Sweden's Social Democrats call for ban on new free schools

“We want the state to slam on the emergency brakes and bring in a ban on establishing [new schools],” the party’s leader, Magdalena Andersson, said at a press conference.

“We think the Swedish people should be making the decisions on the Swedish school system, and not big school corporations whose main driver is making a profit.” 

Almost a fifth of pupils in Sweden attend one of the country’s 3,900 primary and secondary “free schools”, first introduced in the country in the early 1990s. 

Even though three quarters of the schools are run by private companies on a for-profit basis, they are 100 percent state funded, with schools given money for each pupil. 

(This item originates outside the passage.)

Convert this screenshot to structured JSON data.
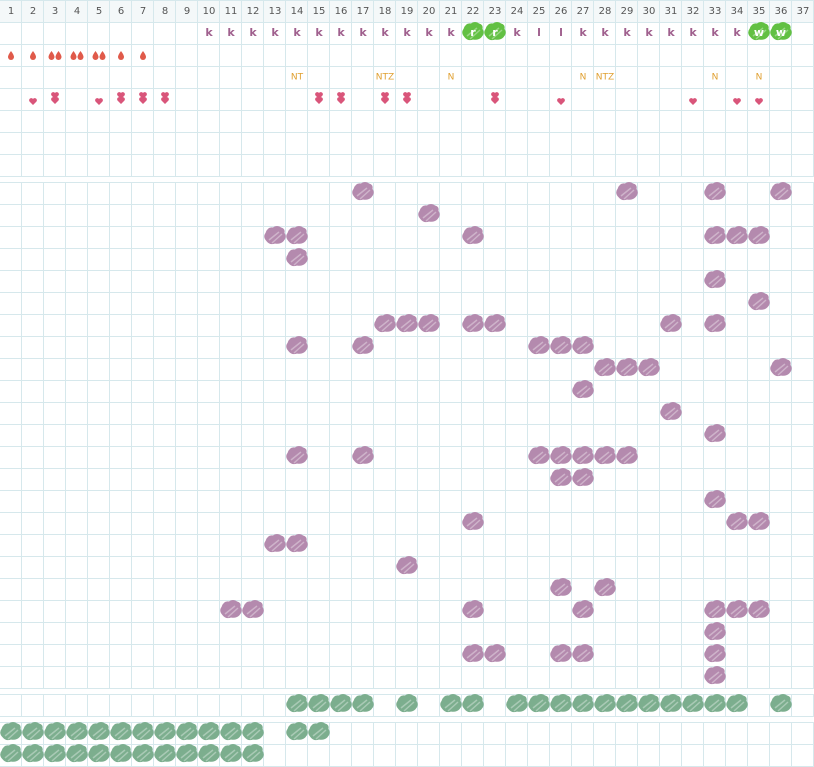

This system has come in for criticism in recent years, with profit-making schools blamed for increasing segregation, contributing to declining educational standards and for grade inflation. 

In the run-up to the 2022 election, Andersson called for a ban on the companies being able to distribute profits to their owners in the form of dividends, calling for all profits to be reinvested in the school system.  

READ ALSO: Sweden’s pioneering for-profit ‘free schools’ under fire 

Andersson said that the new ban on establishing free schools could be achieved by extending a law banning the establishment of religious free schools, brought in while they were in power, to cover all free schools. 

“It’s possible to use that legislation as a base and so develop this new law quite rapidly,” Andersson said, adding that this law would be the first step along the way to a total ban on profit-making schools in Sweden.